Jamie Dimon: So Marianne, you showed a NIM thing that NIM will go back to 265 to 275. And remember when we say deposit beta, it is byproduct, by -- and it’s got gamma. So the first 25 basis points, the second are a different 25 basis -- different in the third 25 basis points and it’s a pretty intensive analysis trying to get it accurate. That’s what we’re trying to do and it’s all in that number that we present it and we don’t think that’s changed dramatically. As Marianne said, we’re assuming that whatever happen in the last cycle, this one will be worse.

In other words, you will gather less of the benefit from rates going up than we have in the past.

Betsy Graseck: Okay, because the last time rates rose your NIM didn’t move up that much.

Jamie Dimon: Well, listen there is a unique.

Marianne Lake: Yes, its.

Jamie Dimon: There is a unique circumstance when you’re at zero.

I mean there are lot of things that happen when rates go to 25 basis points that there will be -- you will pass very little of that on and we also see that -- we will see that money market funds. We will see that in some forms of deposits etcetera. The Beta gets high; it gets much higher as rates go up. If I had to guess, I’d say we’re conservative not aggressive.

Operator: Your next question is from the line of Gerard Cassidy with RBC.

Steven Duong: Hi. This is actually Steve Duong in for Gerard. Just two follow-ups. You had mentioned the credit downgrades; I believe you’ve said oil and gas. Where there any other sectors and if there were just some figures on them?

Marianne Lake: Yes, the credit downgrades included oil and gas and we called it out just because in total oil and gas was $140 million of our total net 250 reserve build, but also I said that there was select names, it’s like a dozen names.

So not really like there is another sector, just its very discrete names.

Steven Duong: Okay, great. Thank you. And just a second follow-up, can you just give us your mortgage duration and how far you’re willing to take it?

Jamie Dimon: No, no we are not going to give you that.

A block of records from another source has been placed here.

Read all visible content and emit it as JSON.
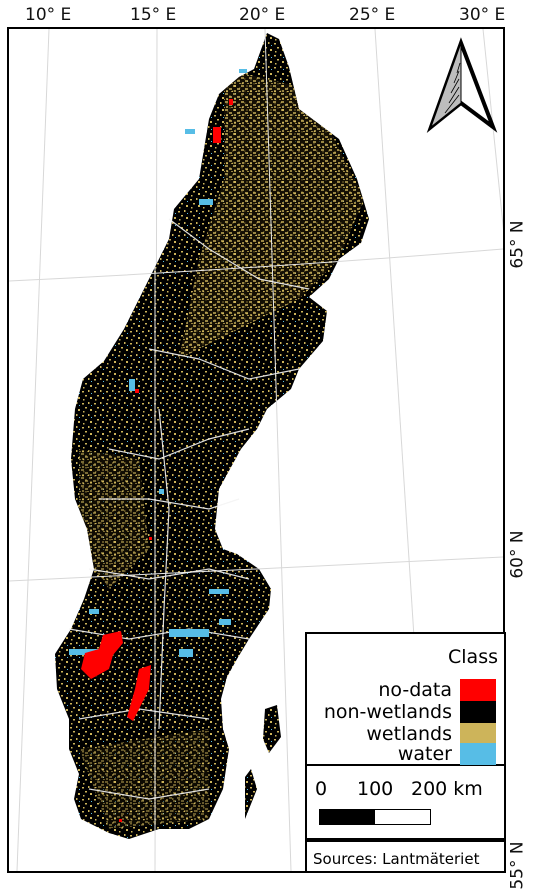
{
  "longitude_labels": [
    "10° E",
    "15° E",
    "20° E",
    "25° E",
    "30° E"
  ],
  "latitude_labels": [
    "65° N",
    "60° N",
    "55° N"
  ],
  "legend": {
    "title": "Class",
    "items": [
      {
        "label": "no-data",
        "color": "#ff0000"
      },
      {
        "label": "non-wetlands",
        "color": "#000000"
      },
      {
        "label": "wetlands",
        "color": "#cdb45a"
      },
      {
        "label": "water",
        "color": "#57bde6"
      }
    ]
  },
  "scale_bar": {
    "labels": [
      "0",
      "100",
      "200 km"
    ]
  },
  "sources": "Sources: Lantmäteriet",
  "north_arrow_icon": "north-arrow-icon"
}
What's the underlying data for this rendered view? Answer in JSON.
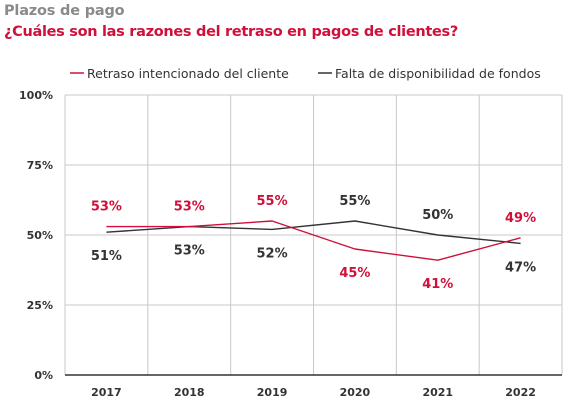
{
  "title": "Plazos de pago",
  "subtitle": "¿Cuáles son las razones del retraso en pagos de clientes?",
  "colors": {
    "red": "#d0103a",
    "dark": "#333333",
    "grid": "#c8c8c8"
  },
  "chart_data": {
    "type": "line",
    "categories": [
      "2017",
      "2018",
      "2019",
      "2020",
      "2021",
      "2022"
    ],
    "series": [
      {
        "name": "Retraso intencionado del cliente",
        "color": "#d0103a",
        "values": [
          53,
          53,
          55,
          45,
          41,
          49
        ],
        "labels": [
          "53%",
          "53%",
          "55%",
          "45%",
          "41%",
          "49%"
        ]
      },
      {
        "name": "Falta de disponibilidad de fondos",
        "color": "#333333",
        "values": [
          51,
          53,
          52,
          55,
          50,
          47
        ],
        "labels": [
          "51%",
          "53%",
          "52%",
          "55%",
          "50%",
          "47%"
        ]
      }
    ],
    "yticks": [
      0,
      25,
      50,
      75,
      100
    ],
    "ytick_labels": [
      "0%",
      "25%",
      "50%",
      "75%",
      "100%"
    ],
    "ylim": [
      0,
      100
    ],
    "grid": true,
    "legend": "top"
  }
}
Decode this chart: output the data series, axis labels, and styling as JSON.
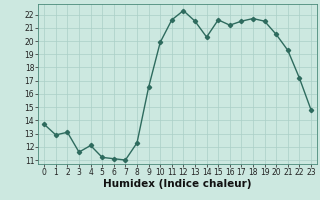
{
  "xlabel": "Humidex (Indice chaleur)",
  "x": [
    0,
    1,
    2,
    3,
    4,
    5,
    6,
    7,
    8,
    9,
    10,
    11,
    12,
    13,
    14,
    15,
    16,
    17,
    18,
    19,
    20,
    21,
    22,
    23
  ],
  "y": [
    13.7,
    12.9,
    13.1,
    11.6,
    12.1,
    11.2,
    11.1,
    11.0,
    12.3,
    16.5,
    19.9,
    21.6,
    22.3,
    21.5,
    20.3,
    21.6,
    21.2,
    21.5,
    21.7,
    21.5,
    20.5,
    19.3,
    17.2,
    14.8
  ],
  "xlim": [
    -0.5,
    23.5
  ],
  "ylim": [
    10.7,
    22.8
  ],
  "yticks": [
    11,
    12,
    13,
    14,
    15,
    16,
    17,
    18,
    19,
    20,
    21,
    22
  ],
  "xticks": [
    0,
    1,
    2,
    3,
    4,
    5,
    6,
    7,
    8,
    9,
    10,
    11,
    12,
    13,
    14,
    15,
    16,
    17,
    18,
    19,
    20,
    21,
    22,
    23
  ],
  "line_color": "#2e6b5e",
  "marker": "D",
  "marker_size": 2.2,
  "bg_color": "#cce8e0",
  "grid_color": "#aacfc7",
  "tick_label_fontsize": 5.5,
  "xlabel_fontsize": 7.5,
  "line_width": 1.0,
  "grid_linewidth": 0.5
}
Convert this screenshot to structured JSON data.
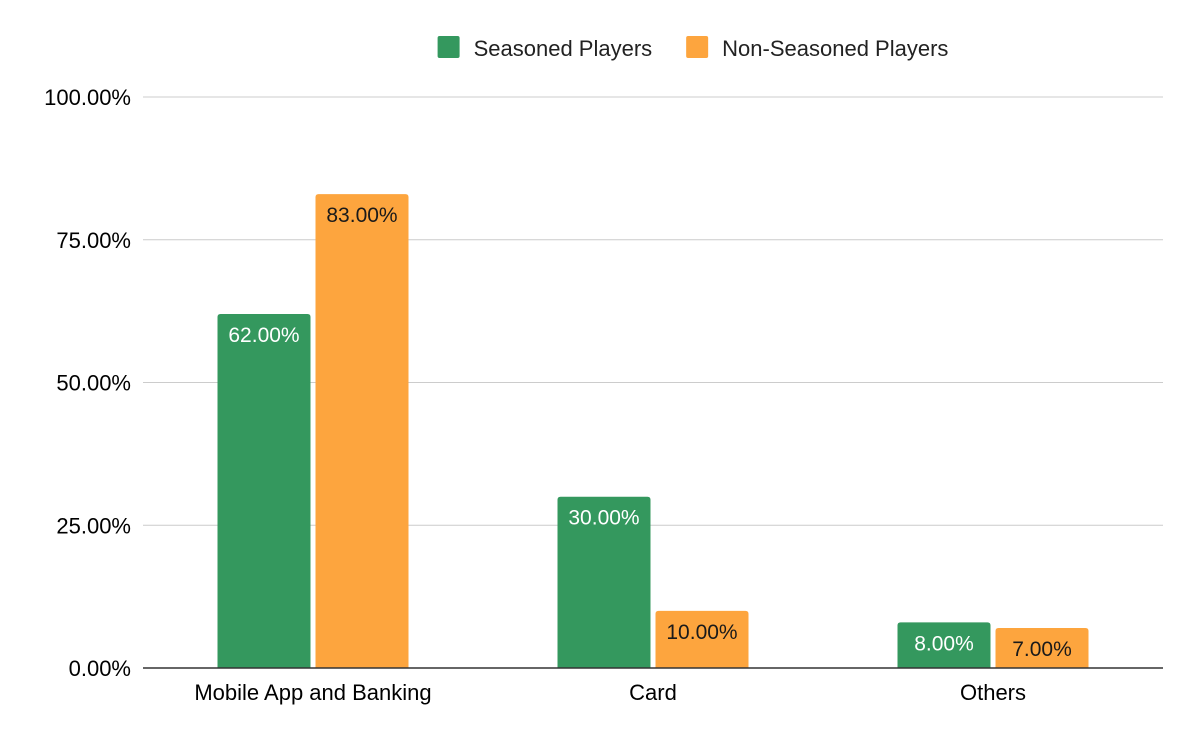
{
  "chart_data": {
    "type": "bar",
    "categories": [
      "Mobile App and Banking",
      "Card",
      "Others"
    ],
    "series": [
      {
        "name": "Seasoned Players",
        "values": [
          62,
          30,
          8
        ],
        "labels": [
          "62.00%",
          "30.00%",
          "8.00%"
        ],
        "color": "#34985E",
        "label_color": "#ffffff"
      },
      {
        "name": "Non-Seasoned Players",
        "values": [
          83,
          10,
          7
        ],
        "labels": [
          "83.00%",
          "10.00%",
          "7.00%"
        ],
        "color": "#FDA53E",
        "label_color": "#1a1a1a"
      }
    ],
    "y_ticks": [
      0,
      25,
      50,
      75,
      100
    ],
    "y_tick_labels": [
      "0.00%",
      "25.00%",
      "50.00%",
      "75.00%",
      "100.00%"
    ],
    "ylim": [
      0,
      100
    ],
    "grid": true,
    "legend": "top-center"
  }
}
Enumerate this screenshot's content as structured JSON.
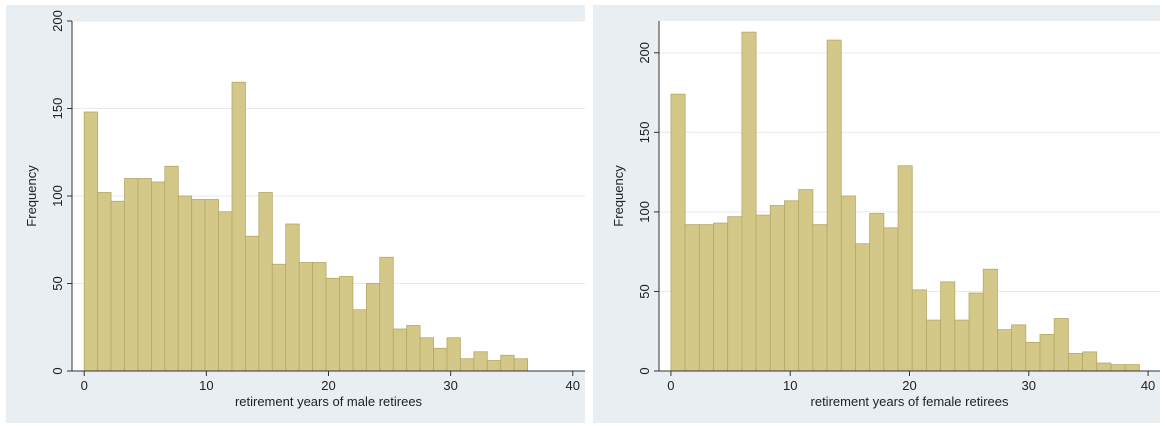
{
  "style": {
    "panel_bg": "#e9eef2",
    "plot_bg": "#ffffff",
    "bar_fill": "#d4c889",
    "bar_stroke": "#b5a865",
    "grid": "#eaeaea",
    "axis": "#333333"
  },
  "chart_data": [
    {
      "type": "bar",
      "subtype": "histogram",
      "xlabel": "retirement years of male retirees",
      "ylabel": "Frequency",
      "xlim": [
        -1,
        41
      ],
      "ylim": [
        0,
        200
      ],
      "xticks": [
        0,
        10,
        20,
        30,
        40
      ],
      "yticks": [
        0,
        50,
        100,
        150,
        200
      ],
      "grid": true,
      "bin_width": 1.1,
      "bin_start": 0,
      "values": [
        148,
        102,
        97,
        110,
        110,
        108,
        117,
        100,
        98,
        98,
        91,
        165,
        77,
        102,
        61,
        84,
        62,
        62,
        53,
        54,
        35,
        50,
        65,
        24,
        26,
        19,
        13,
        19,
        7,
        11,
        6,
        9,
        7
      ]
    },
    {
      "type": "bar",
      "subtype": "histogram",
      "xlabel": "retirement years of female retirees",
      "ylabel": "Frequency",
      "xlim": [
        -1,
        41
      ],
      "ylim": [
        0,
        220
      ],
      "xticks": [
        0,
        10,
        20,
        30,
        40
      ],
      "yticks": [
        0,
        50,
        100,
        150,
        200
      ],
      "grid": true,
      "bin_width": 1.19,
      "bin_start": 0,
      "values": [
        174,
        92,
        92,
        93,
        97,
        213,
        98,
        104,
        107,
        114,
        92,
        208,
        110,
        80,
        99,
        90,
        129,
        51,
        32,
        56,
        32,
        49,
        64,
        26,
        29,
        18,
        23,
        33,
        11,
        12,
        5,
        4,
        4
      ]
    }
  ]
}
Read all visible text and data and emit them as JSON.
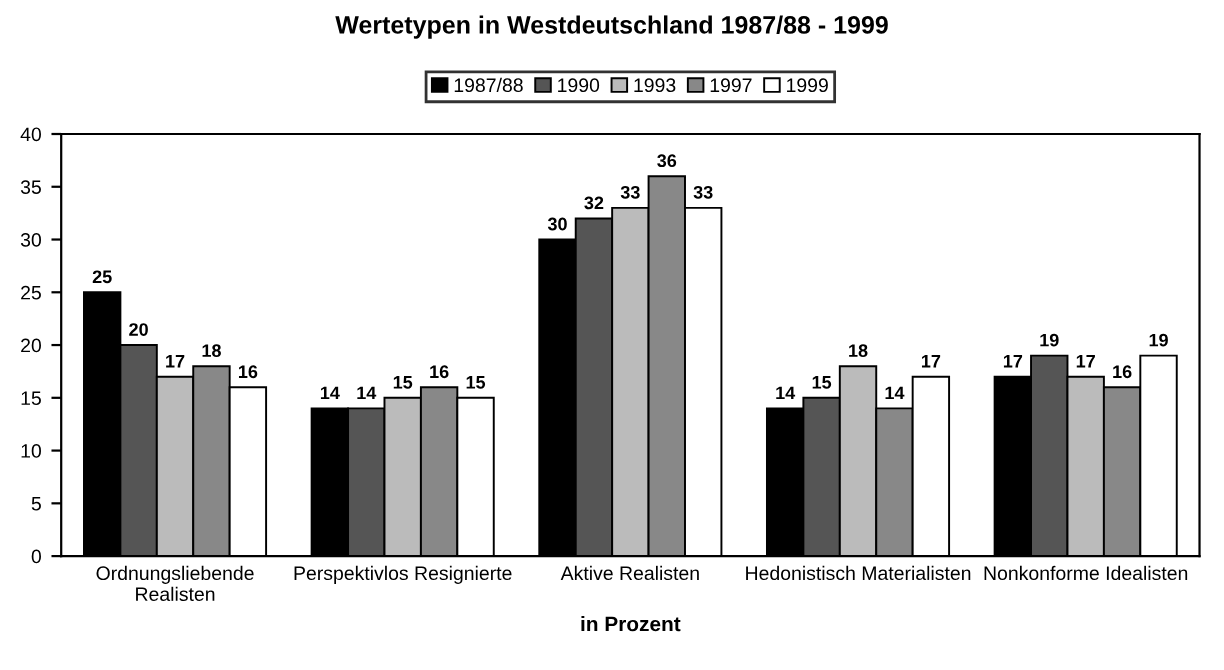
{
  "chart_data": {
    "type": "bar",
    "title": "Wertetypen in Westdeutschland 1987/88 - 1999",
    "xlabel": "in Prozent",
    "categories": [
      "Ordnungsliebende\nRealisten",
      "Perspektivlos Resignierte",
      "Aktive Realisten",
      "Hedonistisch Materialisten",
      "Nonkonforme Idealisten"
    ],
    "series": [
      {
        "name": "1987/88",
        "color": "#000000",
        "values": [
          25,
          14,
          30,
          14,
          17
        ]
      },
      {
        "name": "1990",
        "color": "#555555",
        "values": [
          20,
          14,
          32,
          15,
          19
        ]
      },
      {
        "name": "1993",
        "color": "#bbbbbb",
        "values": [
          17,
          15,
          33,
          18,
          17
        ]
      },
      {
        "name": "1997",
        "color": "#888888",
        "values": [
          18,
          16,
          36,
          14,
          16
        ]
      },
      {
        "name": "1999",
        "color": "#ffffff",
        "values": [
          16,
          15,
          33,
          17,
          19
        ]
      }
    ],
    "ylim": [
      0,
      40
    ],
    "yticks": [
      0,
      5,
      10,
      15,
      20,
      25,
      30,
      35,
      40
    ],
    "grid": false,
    "legend": "top",
    "data_labels": true
  }
}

We disclosed -- when you say mortgage ratio, obviously we build into all of our models mortgage duration and you guys can calculate that yourself by looking into disclosures in 10-K that show mortgages at 3%, 3.5%, 4% etcetera.

And obviously we can change that at will with our investment portfolio and things like that. It’s all in the NIM already. So obviously we have negative convexity in our portfolio.

Operator: And there are no further questions.

Marianne Lake: Thank you everyone.

Jamie Dimon: Wait. Before you all go, I just want to tell you one of these days I’m not going to come in this call. I’m not doing it because I want to avoid it, I don’t like it. And obviously if anything is important or really bad, I’m not going to ever try to avoid bad news here, because we like to tell the whole truth, nothing but the truth, the good, bad, and ugly. But Marianne has started to do such a good job that I’ve become unnecessary to be in all of them and I can obviously go do other things.

So don’t be surprised if one of these days I don’t show up, don’t read anything into it. Thank you for being here.

Operator: Ladies and gentlemen, this concludes today’s call. You may now disconnect.